As I read the sqlite docs, we should still be able to have shared
readers in this model - but, it'd create the case where there were
idle shared readers (due to network I/O?) would block an attempted
writer. With a normal locking mode, a writer could intercept a
reader
if it were idle and not active. However, I'd think our other locks
would interfere with this anyway...so I think it'd be safe.
Thoughts? -- justin
I think it's essential to use exclusive locking for performance
reasons,
without it we will get just as many individual file ops as in 1.6 (and
it's the number of file ops which causes the performance problem on
windows).
Did you actually try a shared lock before suggesting this?

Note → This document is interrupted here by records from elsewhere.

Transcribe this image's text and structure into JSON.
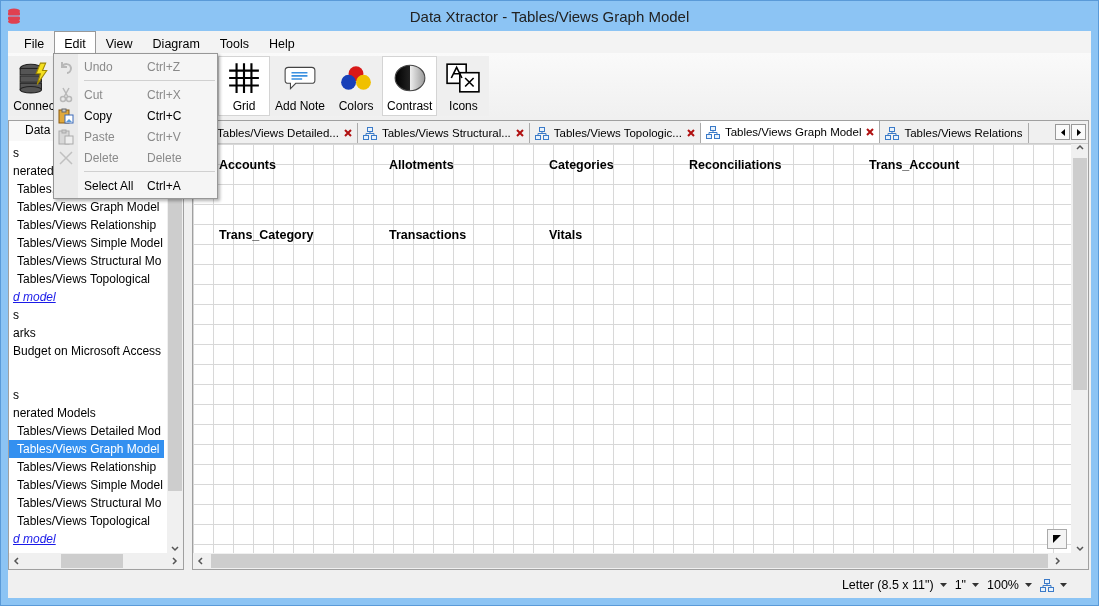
{
  "window": {
    "title": "Data Xtractor - Tables/Views Graph Model"
  },
  "menu": [
    {
      "label": "File",
      "selected": false
    },
    {
      "label": "Edit",
      "selected": true
    },
    {
      "label": "View",
      "selected": false
    },
    {
      "label": "Diagram",
      "selected": false
    },
    {
      "label": "Tools",
      "selected": false
    },
    {
      "label": "Help",
      "selected": false
    }
  ],
  "edit_menu": [
    {
      "kind": "undo",
      "label": "Undo",
      "shortcut": "Ctrl+Z",
      "disabled": true
    },
    {
      "kind": "separator"
    },
    {
      "kind": "cut",
      "label": "Cut",
      "shortcut": "Ctrl+X",
      "disabled": true
    },
    {
      "kind": "copy",
      "label": "Copy",
      "shortcut": "Ctrl+C",
      "disabled": false
    },
    {
      "kind": "paste",
      "label": "Paste",
      "shortcut": "Ctrl+V",
      "disabled": true
    },
    {
      "kind": "delete",
      "label": "Delete",
      "shortcut": "Delete",
      "disabled": true
    },
    {
      "kind": "separator"
    },
    {
      "kind": "select_all",
      "label": "Select All",
      "shortcut": "Ctrl+A",
      "disabled": false
    }
  ],
  "toolbar": [
    {
      "kind": "connect",
      "label": "Connec",
      "selected": false
    },
    {
      "kind": "grid",
      "label": "Grid",
      "selected": true
    },
    {
      "kind": "note",
      "label": "Add Note",
      "selected": false
    },
    {
      "kind": "colors",
      "label": "Colors",
      "selected": false
    },
    {
      "kind": "contrast",
      "label": "Contrast",
      "selected": true
    },
    {
      "kind": "icons",
      "label": "Icons",
      "selected": false
    }
  ],
  "sidebar": {
    "header": "Data",
    "tree": [
      {
        "label": "s"
      },
      {
        "label": "nerated",
        "children": [
          {
            "label": "Tables,",
            "selected": false
          },
          {
            "label": "Tables/Views Graph Model",
            "selected": false
          },
          {
            "label": "Tables/Views Relationship",
            "selected": false
          },
          {
            "label": "Tables/Views Simple Model",
            "selected": false
          },
          {
            "label": "Tables/Views Structural Mo",
            "selected": false
          },
          {
            "label": "Tables/Views Topological",
            "selected": false
          }
        ]
      },
      {
        "label": "d model",
        "kind": "link"
      },
      {
        "label": "s"
      },
      {
        "label": "arks"
      },
      {
        "label": "Budget on Microsoft Access"
      },
      {
        "label": "s",
        "gap": true
      },
      {
        "label": "nerated Models",
        "children": [
          {
            "label": "Tables/Views Detailed Mod",
            "selected": false
          },
          {
            "label": "Tables/Views Graph Model",
            "selected": true
          },
          {
            "label": "Tables/Views Relationship",
            "selected": false
          },
          {
            "label": "Tables/Views Simple Model",
            "selected": false
          },
          {
            "label": "Tables/Views Structural Mo",
            "selected": false
          },
          {
            "label": "Tables/Views Topological",
            "selected": false
          }
        ]
      },
      {
        "label": "d model",
        "kind": "link"
      }
    ]
  },
  "tabs": [
    {
      "label": "Tables/Views Detailed...",
      "selected": false,
      "icon": false,
      "closable": true
    },
    {
      "label": "Tables/Views Structural...",
      "selected": false,
      "icon": true,
      "closable": true
    },
    {
      "label": "Tables/Views Topologic...",
      "selected": false,
      "icon": true,
      "closable": true
    },
    {
      "label": "Tables/Views Graph Model",
      "selected": true,
      "icon": true,
      "closable": true
    },
    {
      "label": "Tables/Views Relations",
      "selected": false,
      "icon": true,
      "closable": false
    }
  ],
  "diagram": {
    "tables": [
      [
        "Accounts",
        "Allotments",
        "Categories",
        "Reconciliations",
        "Trans_Account"
      ],
      [
        "Trans_Category",
        "Transactions",
        "Vitals"
      ]
    ]
  },
  "status_bar": {
    "paper": "Letter (8.5 x 11\")",
    "margin": "1\"",
    "zoom": "100%"
  }
}
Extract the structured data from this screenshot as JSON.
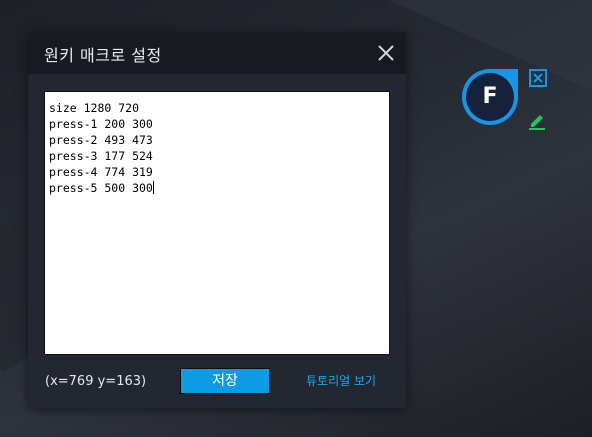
{
  "dialog": {
    "title": "원키 매크로 설정",
    "editor_lines": [
      "size 1280 720",
      "press-1 200 300",
      "press-2 493 473",
      "press-3 177 524",
      "press-4 774 319",
      "press-5 500 300"
    ],
    "coords_text": "(x=769  y=163)",
    "save_label": "저장",
    "tutorial_label": "튜토리얼 보기"
  },
  "key_widget": {
    "letter": "F"
  },
  "colors": {
    "accent": "#0e9be6",
    "link": "#1ea8f0",
    "edit_icon": "#22c55e"
  },
  "icons": [
    "close-icon",
    "remove-icon",
    "edit-icon"
  ]
}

I haven't re-run those tests on single-db. The results I linked to
compare locking_mode=NORMAL and locking_mode=EXCLUSIVE on otherwise
identical code.
Getting a shared lock actually gives me better performance on this read only
operation then an exclusive lock and it doesn't block out other clients
(which would be a breaking change from 1.6)
I understand locking_mode=EXCLUSIVE to allow shared read-only access.
Don't we block write access when other clients are reading already? Or
are you worried about where we're releasing the database connection?
I'm surprised locking_mode=NORMAL could ever have better performance
given that the number of lock operations must be strictly greater and
everything else is the same.
Getting an exclusive lock on every operation would completely disable
Subversions most popular client: TortoiseSVN.
I didn't realise this, you are of course right that that would make it
unacceptable. I don't really understand why it would break TortoiseSVN,
does it take write access and then not release it somehow?